9. Il résulte de ce qui précède que M B...n'est pas fondé à soutenir que c'est à tort que, par le jugement attaqué, le tribunal administratif de Châlons-en-Champagne a rejeté sa demande. Ses conclusions à fin d'injonction ne peuvent, en conséquence, qu'être écartées.
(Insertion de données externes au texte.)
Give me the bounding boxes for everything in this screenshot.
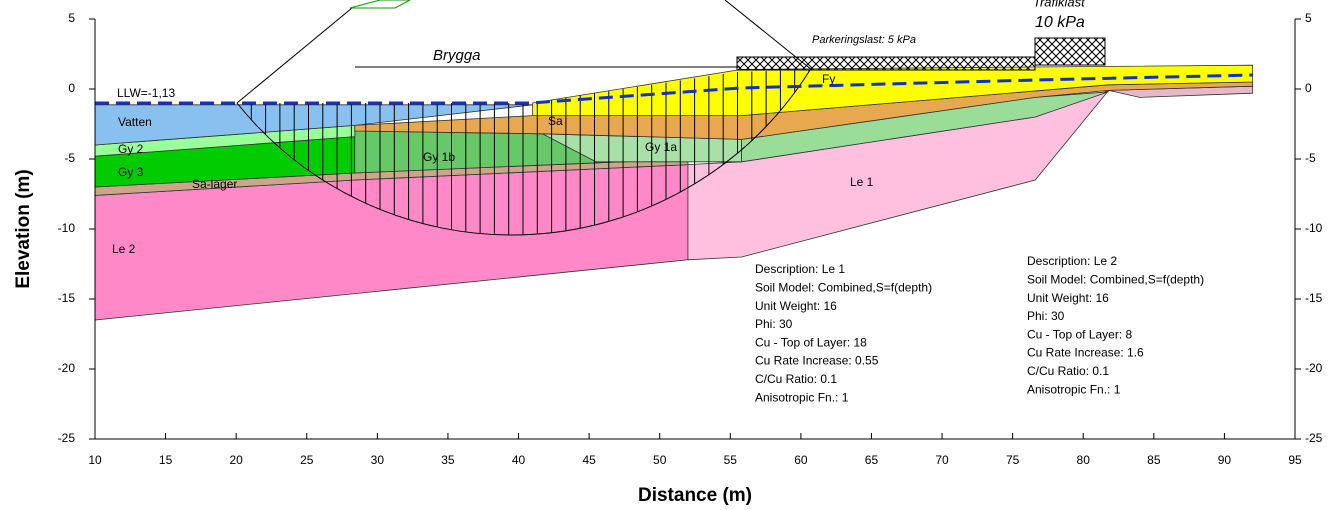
- y-tick-label: 5: [68, 11, 75, 25]
- x-tick-label: 45: [582, 453, 596, 467]
- x-tick-label: 75: [1006, 453, 1020, 467]
- description-line: Cu - Top of Layer: 18: [755, 335, 867, 349]
- x-tick-label: 20: [229, 453, 243, 467]
- region-label: Le 2: [112, 242, 136, 256]
- y-tick-label: -5: [64, 151, 75, 165]
- region-label: Vatten: [118, 115, 152, 129]
- description-line: C/Cu Ratio: 0.1: [755, 372, 837, 386]
- annotation: Parkeringslast: 5 kPa: [812, 34, 916, 46]
- description-line: Cu Rate Increase: 1.6: [1027, 346, 1144, 360]
- region-label: Sa-lager: [192, 177, 237, 191]
- y-tick-label: -10: [58, 221, 76, 235]
- chart: Brygga Parkeringslast: 5 kPa Trafiklast …: [0, 0, 1344, 510]
- y-tick-label: -5: [1305, 151, 1316, 165]
- description-line: Anisotropic Fn.: 1: [755, 390, 849, 404]
- description-line: Phi: 30: [755, 317, 793, 331]
- region-label: Le 1: [850, 175, 874, 189]
- y-tick-label: 0: [68, 81, 75, 95]
- annotation: Brygga: [433, 47, 481, 64]
- region-label: Fy: [822, 72, 835, 86]
- description-line: Unit Weight: 16: [755, 299, 837, 313]
- y-tick-label: -15: [58, 291, 76, 305]
- y-tick-label: 0: [1305, 81, 1312, 95]
- x-tick-label: 80: [1077, 453, 1091, 467]
- y-tick-label: -20: [58, 361, 76, 375]
- x-tick-label: 70: [935, 453, 949, 467]
- x-tick-label: 55: [724, 453, 738, 467]
- y-tick-label: 5: [1305, 11, 1312, 25]
- x-tick-label: 90: [1218, 453, 1232, 467]
- x-tick-label: 95: [1288, 453, 1302, 467]
- description-line: Description: Le 1: [755, 262, 845, 276]
- y-tick-label: -25: [1305, 431, 1323, 445]
- y-tick-label: -15: [1305, 291, 1323, 305]
- region-label: Sa: [548, 114, 563, 128]
- x-axis-title: Distance (m): [638, 485, 752, 506]
- description-line: Soil Model: Combined,S=f(depth): [755, 280, 932, 294]
- radius-line: [237, 8, 352, 103]
- description-line: Unit Weight: 16: [1027, 291, 1109, 305]
- description-line: Soil Model: Combined,S=f(depth): [1027, 272, 1204, 286]
- x-tick-label: 25: [300, 453, 314, 467]
- y-axis-title: Elevation (m): [13, 169, 34, 288]
- region-label: Gy 1a: [645, 140, 677, 154]
- parking-load: [737, 57, 1035, 70]
- description-line: C/Cu Ratio: 0.1: [1027, 364, 1109, 378]
- annotation: Trafiklast: [1033, 0, 1086, 9]
- x-tick-label: 15: [159, 453, 173, 467]
- y-tick-label: -10: [1305, 221, 1323, 235]
- grid-box: [350, 0, 410, 8]
- x-tick-label: 10: [88, 453, 102, 467]
- description-line: Cu Rate Increase: 0.55: [755, 354, 879, 368]
- y-tick-label: -20: [1305, 361, 1323, 375]
- description-line: Anisotropic Fn.: 1: [1027, 382, 1121, 396]
- x-tick-label: 30: [371, 453, 385, 467]
- x-tick-label: 65: [865, 453, 879, 467]
- description-line: Phi: 30: [1027, 309, 1065, 323]
- x-tick-label: 50: [653, 453, 667, 467]
- region-label: Gy 2: [118, 142, 144, 156]
- annotation: 10 kPa: [1035, 14, 1085, 31]
- description-line: Cu - Top of Layer: 8: [1027, 327, 1132, 341]
- x-tick-label: 35: [441, 453, 455, 467]
- x-tick-label: 40: [512, 453, 526, 467]
- x-tick-label: 85: [1147, 453, 1161, 467]
- region-label: Gy 1b: [423, 150, 455, 164]
- annotation: LLW=-1,13: [117, 86, 175, 100]
- traffic-load: [1035, 38, 1105, 65]
- region-label: Gy 3: [118, 165, 144, 179]
- y-tick-label: -25: [58, 431, 76, 445]
- x-tick-label: 60: [794, 453, 808, 467]
- description-line: Description: Le 2: [1027, 254, 1117, 268]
Sur les conclusions tendant à l'application des dispositions de l'article L. 761-1 du code de justice administrative :
10. Ces dispositions font obstacle à ce que soit mise à la charge de la commune de La Chapelle-Saint-Luc, qui n'est pas la partie perdante dans la présente instance, la somme que demande M. B...au titre des frais exposés et non compris dans les dépens. En revanche, il y a lieu de mettre à la charge de M. B...la somme de 1 500 euros que demande la commune de La Chapelle-Saint-Luc au titre des mêmes frais.
D E C I D E :
Article 1er : La requête de M. B...est rejetée.
Article 2 : M. B...versera à la commune de La Chapelle-Saint-Luc une somme de 1 500 (mille cinq cents) euros au titre de l'article L. 761-1 du code de justice administrative.
Article 3 : Le présent arrêt sera notifié à M. A...B...et au maire de la commune de La Chapelle-Saint-Luc.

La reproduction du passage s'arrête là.